Eddie Jones and England have arrived in Australia for a tour that will not, as much as many fans and pundits think it should, decide his future as head coach.
Jones will remain in charge until the end of next year’s World Cup in France, taking him to eight years and two global tournaments in the job. It has been a tumultuous time of highs and lows, of player and staff turnover. And while this tour may have minimal bearing on his job security, it will set the tone for how this final chapter goes.
Despite having his wings clipped a few times over the years, Jones remains extremely powerful at Twickenham. And the one man he reports to, CEO Bill Sweeney, is currently recovering from a pulmonary embolism.

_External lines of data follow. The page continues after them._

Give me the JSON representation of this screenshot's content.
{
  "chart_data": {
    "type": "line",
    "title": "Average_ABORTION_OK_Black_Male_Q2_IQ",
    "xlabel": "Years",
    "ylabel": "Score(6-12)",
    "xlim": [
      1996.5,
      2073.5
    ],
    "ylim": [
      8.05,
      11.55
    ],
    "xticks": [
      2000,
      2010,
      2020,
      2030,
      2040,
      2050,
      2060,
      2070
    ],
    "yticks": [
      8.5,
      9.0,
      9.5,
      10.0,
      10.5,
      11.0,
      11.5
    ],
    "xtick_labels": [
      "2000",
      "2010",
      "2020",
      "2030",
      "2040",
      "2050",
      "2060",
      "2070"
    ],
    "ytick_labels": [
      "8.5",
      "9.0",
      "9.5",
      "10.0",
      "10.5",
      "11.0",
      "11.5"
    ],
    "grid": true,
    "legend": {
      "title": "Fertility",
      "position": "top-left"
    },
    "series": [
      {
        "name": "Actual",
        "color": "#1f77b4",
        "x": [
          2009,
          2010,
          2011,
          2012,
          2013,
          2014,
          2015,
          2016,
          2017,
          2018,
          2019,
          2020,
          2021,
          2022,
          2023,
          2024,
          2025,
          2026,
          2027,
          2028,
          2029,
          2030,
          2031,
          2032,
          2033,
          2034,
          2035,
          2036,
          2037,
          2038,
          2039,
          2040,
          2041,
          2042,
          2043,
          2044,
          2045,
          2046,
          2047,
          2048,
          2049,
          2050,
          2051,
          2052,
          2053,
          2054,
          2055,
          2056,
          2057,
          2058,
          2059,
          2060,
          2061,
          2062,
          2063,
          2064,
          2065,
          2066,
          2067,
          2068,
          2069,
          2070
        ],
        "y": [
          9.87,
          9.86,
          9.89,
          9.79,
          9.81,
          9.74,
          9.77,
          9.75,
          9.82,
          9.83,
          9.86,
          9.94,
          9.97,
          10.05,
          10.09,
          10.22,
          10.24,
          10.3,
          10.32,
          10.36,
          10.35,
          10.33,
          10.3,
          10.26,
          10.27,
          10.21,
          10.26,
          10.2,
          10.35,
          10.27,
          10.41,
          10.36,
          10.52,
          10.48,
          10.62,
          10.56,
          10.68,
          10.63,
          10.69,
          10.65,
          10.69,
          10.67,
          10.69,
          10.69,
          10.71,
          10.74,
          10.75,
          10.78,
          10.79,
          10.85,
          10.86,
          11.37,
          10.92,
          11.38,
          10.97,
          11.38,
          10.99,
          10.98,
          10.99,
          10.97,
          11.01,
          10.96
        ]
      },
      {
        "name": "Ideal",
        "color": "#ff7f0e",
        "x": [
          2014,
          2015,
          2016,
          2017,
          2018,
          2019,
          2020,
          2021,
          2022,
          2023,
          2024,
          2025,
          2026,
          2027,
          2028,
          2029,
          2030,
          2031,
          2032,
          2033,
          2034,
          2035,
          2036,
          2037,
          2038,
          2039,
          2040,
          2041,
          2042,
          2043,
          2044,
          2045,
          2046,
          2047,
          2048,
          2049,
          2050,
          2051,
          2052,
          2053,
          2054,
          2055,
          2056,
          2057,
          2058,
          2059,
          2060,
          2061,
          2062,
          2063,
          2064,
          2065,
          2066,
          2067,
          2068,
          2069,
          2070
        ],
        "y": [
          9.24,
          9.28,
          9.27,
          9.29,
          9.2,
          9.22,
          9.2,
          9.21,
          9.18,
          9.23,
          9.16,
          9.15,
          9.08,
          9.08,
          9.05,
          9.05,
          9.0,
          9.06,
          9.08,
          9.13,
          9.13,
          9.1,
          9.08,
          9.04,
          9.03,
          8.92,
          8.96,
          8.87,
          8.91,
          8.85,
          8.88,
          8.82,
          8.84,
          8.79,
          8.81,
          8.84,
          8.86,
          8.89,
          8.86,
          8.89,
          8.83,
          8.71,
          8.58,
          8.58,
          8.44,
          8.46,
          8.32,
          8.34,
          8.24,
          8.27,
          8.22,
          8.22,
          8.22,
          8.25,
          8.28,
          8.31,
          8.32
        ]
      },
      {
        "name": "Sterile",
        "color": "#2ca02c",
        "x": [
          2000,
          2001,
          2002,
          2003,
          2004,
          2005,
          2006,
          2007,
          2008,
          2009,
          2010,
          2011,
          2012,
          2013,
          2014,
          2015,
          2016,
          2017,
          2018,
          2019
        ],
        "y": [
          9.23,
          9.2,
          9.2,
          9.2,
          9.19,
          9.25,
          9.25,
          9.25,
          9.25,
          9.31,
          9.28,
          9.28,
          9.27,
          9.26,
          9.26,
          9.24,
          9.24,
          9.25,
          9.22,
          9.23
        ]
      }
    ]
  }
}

The good news for Sweeney is that the picture of life after Jones — a sticking point throughout his tenure — is looking a little clearer now.
In Steve Borthwick, a realistic candidate has emerged from the Premiership. The ex-England captain is just 42, but has done a fine job to guide Leicester to the title this year. Borthwick worked under Jones with Japan and England and took the Tigers job at a low ebb. Not even he can believe how quickly he has turned things around.
He heads a cabal of younger English coaches making their mark, with Alex Sanderson (Sale) and George Skivington (Gloucester) also impressive in different ways. So whatever happens with Shaun Edwards, who the RFU have made a habit of avoiding, there are English options for England’s coaching staff when Jones goes.
For the next 18 months it is all about Jones, though. England landed in Perth, where it has been raining for once, this week, and were straight into the Indian Ocean for a team-building dip. For what feels like the umpteenth time in his reign, Jones is having to pull a slightly disparate group of old and new faces.
Australia have been his favourite opponents, with eight wins from eight. Half of those have represented real high points — the whitewash tour of 2016, the World Cup quarter-final romp in Oita — and he has always understood how to play the wind-up merchant in Australia week. In 2016, he memorably banged on about he Bodyline series to the general bafflement of his players.
There has been little of those histrionics before this tour, Jones keeping his answers simple and not spiky, perhaps a recognition that things are not going that well. England finished with two wins from five for the second successive Six Nations and have just suffered a humbling loss against the Barbarians.
The scene was similar four years ago, England had a transformational series in South Africa, losing 2-1 as Jones entered the final phase of the World Cup cycle. Staples of the early part of his tenure — Dylan Hartley, Chris Robshaw, Mike Brown, James Haskell — either reached the end on that tour, or the beginning of the end. Tom Curry was the one diamond to emerge, and proved a catalyst for improvement.
This time, Jones has gone in a different direction. While there are eight uncapped players, he has gone back to a few he suggested he had moved on from. Recalled are Danny Care, 35, who last played in 2018, and Mako and Billy Vunipola, 31 and 29 respectively, who last played in the 2021 Six Nations. Others dropped after that tournament, like Jamie George and George Ford, have returned since then, too. Elliot Daly has been back in and out again.
For all the losses and the class acts Jones continues to overlook, there is plenty of quality in this England squad
Jones’s position is weakened by a series of injuries to important players. Kyle Sinckler is his only Test class tighthead. The absence of Sam Simmonds and Alex Dombrandt leaves Vunipola as the only specialist No8. In the midfield, George Ford, Henry Slade and, most damagingly, Manu Tuilagi, are all injured. Ben Youngs has been rightly rested to be with his family, and to get a full pre-season ahead of a campaign that, at 33, will test him.
This is England, though, so for all the losses and the class acts he continues to overlook, there is plenty of quality in the squad, and exciting combinations to explore, not least Marcus Smith and Owen Farrell in the midfield, with Joe Cokanasiga roaming beyond them.
In the 2019 cycle, a squad refreshed on the South Africa tour started to click in the 2018 autumn internationals, put in some outstanding showings in the Six Nations that followed, then spent three months working together before the World Cup. That is the blueprint for Jones, and it starts now.